I read your comment a few times before starting this response. In part because I spent waaayyy too much time on the phone this week with various companies' "customer service" departments. And I was trying to buy a service and spend money! But I didn't want this to turn into a customer service rant because:

The customer service was excellent at all places once I got to a human being. It was the plethora of prompts and being on hold (once for a full 45 minutes) that got be angry and frustrated.

As for the shareholders' interest being protected: For those shareholders in it for a quick flip, they are currently very well protected. Publicly traded companies are evaluated on quarterly results more often than not. It's the long-term shareholders and others (employees) who need to be more concerned.

Now, go get some rest:-)

Steve Roesler

Hi there, David. So glad you stopped by and weighed in on this. Have been traveling and working on a project; literally missed posting after Monday of last week and am just getting caught up on the comments.

You mentioned that "It is disconcerting for people within organizations to be seen as merely tools to produce shareholder value..."

It probably is for many. Yet I'm seeing acceptance by those earlier on in their careers. Not acceptance of the idea that it can't be better. But they've grown up with the current sort-term definition of shareholder value as a fact of life.

As for human capital, the first time I saw that term I sort of gagged.
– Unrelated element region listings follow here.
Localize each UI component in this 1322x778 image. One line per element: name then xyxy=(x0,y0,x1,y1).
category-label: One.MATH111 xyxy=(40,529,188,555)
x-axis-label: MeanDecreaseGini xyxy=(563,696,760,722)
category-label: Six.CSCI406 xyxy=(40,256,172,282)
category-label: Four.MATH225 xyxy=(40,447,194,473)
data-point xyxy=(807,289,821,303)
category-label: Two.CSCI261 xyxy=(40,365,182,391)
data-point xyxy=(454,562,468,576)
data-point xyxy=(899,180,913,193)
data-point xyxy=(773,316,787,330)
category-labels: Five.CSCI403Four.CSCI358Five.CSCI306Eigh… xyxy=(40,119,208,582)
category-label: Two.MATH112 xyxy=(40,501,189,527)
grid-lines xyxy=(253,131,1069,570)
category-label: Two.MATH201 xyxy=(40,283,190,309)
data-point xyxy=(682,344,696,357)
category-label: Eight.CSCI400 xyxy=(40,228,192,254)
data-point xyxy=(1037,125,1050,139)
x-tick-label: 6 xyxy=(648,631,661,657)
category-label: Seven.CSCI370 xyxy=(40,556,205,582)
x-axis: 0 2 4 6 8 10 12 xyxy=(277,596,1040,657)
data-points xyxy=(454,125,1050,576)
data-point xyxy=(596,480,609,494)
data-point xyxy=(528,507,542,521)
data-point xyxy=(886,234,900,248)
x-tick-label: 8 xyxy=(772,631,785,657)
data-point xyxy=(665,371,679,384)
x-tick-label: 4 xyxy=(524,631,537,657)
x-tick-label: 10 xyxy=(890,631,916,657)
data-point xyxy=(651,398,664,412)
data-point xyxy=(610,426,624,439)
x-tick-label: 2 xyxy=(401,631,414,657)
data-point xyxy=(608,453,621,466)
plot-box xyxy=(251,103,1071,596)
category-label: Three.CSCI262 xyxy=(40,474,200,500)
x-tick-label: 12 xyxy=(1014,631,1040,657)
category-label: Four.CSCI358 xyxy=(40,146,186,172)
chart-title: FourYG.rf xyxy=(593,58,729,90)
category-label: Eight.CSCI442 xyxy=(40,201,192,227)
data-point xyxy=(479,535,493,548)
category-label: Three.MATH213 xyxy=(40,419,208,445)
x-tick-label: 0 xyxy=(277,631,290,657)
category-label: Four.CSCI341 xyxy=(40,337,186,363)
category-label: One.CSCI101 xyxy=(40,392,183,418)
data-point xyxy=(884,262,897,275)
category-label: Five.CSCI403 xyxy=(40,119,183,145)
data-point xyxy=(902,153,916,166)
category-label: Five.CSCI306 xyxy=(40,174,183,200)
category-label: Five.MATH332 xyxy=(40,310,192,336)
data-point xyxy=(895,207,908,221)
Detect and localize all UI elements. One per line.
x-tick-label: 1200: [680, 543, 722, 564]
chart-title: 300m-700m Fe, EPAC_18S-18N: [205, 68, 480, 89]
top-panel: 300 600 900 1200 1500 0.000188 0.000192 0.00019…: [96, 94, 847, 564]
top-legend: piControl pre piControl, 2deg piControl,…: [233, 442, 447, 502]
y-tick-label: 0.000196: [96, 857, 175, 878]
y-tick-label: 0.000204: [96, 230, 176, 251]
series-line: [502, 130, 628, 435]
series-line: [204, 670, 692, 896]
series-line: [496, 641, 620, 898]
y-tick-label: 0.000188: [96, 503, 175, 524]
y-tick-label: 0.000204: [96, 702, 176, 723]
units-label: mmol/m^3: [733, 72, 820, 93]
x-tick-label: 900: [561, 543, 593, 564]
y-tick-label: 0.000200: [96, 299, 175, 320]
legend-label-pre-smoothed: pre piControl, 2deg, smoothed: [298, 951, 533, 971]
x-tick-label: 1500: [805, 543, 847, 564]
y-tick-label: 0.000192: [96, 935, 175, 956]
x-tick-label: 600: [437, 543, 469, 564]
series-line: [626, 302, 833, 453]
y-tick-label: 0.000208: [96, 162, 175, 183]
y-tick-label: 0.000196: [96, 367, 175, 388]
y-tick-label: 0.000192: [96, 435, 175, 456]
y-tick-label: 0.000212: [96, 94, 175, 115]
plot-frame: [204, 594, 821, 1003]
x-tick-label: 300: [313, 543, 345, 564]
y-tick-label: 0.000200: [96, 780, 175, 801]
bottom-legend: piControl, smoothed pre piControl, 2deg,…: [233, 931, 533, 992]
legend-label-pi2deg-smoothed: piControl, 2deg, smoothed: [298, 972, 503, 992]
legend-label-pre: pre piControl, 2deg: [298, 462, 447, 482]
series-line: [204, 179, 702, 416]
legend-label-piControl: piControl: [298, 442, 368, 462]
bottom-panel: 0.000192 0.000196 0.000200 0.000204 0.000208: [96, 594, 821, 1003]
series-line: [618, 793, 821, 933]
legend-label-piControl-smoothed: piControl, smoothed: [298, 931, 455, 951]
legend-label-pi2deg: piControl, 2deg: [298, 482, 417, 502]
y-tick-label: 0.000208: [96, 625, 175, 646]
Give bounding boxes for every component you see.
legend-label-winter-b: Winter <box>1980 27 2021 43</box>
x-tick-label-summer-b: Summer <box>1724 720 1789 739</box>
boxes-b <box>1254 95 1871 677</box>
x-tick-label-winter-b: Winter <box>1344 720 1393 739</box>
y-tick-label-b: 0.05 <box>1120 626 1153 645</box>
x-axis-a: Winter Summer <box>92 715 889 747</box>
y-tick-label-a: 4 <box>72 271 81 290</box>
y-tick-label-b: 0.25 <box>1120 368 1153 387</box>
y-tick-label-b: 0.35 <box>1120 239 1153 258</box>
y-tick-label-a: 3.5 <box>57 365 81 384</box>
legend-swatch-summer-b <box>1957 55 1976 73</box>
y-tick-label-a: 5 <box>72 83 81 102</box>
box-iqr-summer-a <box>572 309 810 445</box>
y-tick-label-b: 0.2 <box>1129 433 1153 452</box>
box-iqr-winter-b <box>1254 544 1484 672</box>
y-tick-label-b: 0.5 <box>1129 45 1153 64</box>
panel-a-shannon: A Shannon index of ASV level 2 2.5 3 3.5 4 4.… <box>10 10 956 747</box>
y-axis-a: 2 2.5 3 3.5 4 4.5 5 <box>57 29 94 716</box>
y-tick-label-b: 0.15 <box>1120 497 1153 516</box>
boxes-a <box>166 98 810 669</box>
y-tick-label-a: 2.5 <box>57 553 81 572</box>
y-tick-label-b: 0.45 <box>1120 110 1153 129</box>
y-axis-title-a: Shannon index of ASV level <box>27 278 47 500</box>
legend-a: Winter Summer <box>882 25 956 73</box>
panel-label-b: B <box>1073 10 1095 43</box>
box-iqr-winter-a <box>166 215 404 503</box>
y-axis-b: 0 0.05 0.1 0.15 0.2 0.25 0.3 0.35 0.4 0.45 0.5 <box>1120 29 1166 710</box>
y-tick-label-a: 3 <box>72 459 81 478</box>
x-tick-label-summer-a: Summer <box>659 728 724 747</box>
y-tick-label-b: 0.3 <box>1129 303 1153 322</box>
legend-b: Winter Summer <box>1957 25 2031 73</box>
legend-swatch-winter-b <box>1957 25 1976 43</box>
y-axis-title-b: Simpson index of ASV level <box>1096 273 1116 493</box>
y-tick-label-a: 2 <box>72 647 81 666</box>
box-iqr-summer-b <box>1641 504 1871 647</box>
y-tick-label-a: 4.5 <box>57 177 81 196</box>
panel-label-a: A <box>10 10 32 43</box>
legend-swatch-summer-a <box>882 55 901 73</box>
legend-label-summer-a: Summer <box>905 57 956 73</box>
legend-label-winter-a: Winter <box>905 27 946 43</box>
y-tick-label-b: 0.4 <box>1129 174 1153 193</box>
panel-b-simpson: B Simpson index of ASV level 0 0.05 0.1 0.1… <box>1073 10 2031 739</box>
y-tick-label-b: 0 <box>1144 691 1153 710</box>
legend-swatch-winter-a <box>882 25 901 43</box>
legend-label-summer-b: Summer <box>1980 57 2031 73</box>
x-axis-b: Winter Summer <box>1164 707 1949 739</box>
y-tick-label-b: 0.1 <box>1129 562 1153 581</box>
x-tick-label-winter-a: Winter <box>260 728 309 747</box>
Especially since it's being tossed around mostly by Human Resource people who may have been better off as Personnel people; but that's a fun argument for another day.

Your observation of a managerial need for more focus on the human element is consistent with my current experience, too. Money and attention that was once given to building up people and people skills is now going elsewhere. And since the focus is on the short-term, I'm seeing an implicit sense of "people are expendable or can be replaced when needed. Interestingly, that implicit attitude is alive and well while the explicit cry is "We have a war for talent."

Wally's comment above does a wonderful job identifying the past and present notions of shareholder value. Each carries its own set of implications for workforce development or lack of it.

I think maybe I'm going to write something this week about short-term gratification and long-term implications.

Hope to talk soon, David...

Jay, writer MemberSpeed.com

I am a manager for advertising for an appliance distributor company in the Philippines. I must agree that the shareholders play the tune and we dance to it quite often. Motivating personnel is hard if they aren’t financially compensated for their efforts.

Steve Roesler

Hello, Jay,

Indeed, it's difficult for personnel to stay enthusiastic if they don't believe they are receiving proper compensation.

Is there anything going on to attempt to address the situation?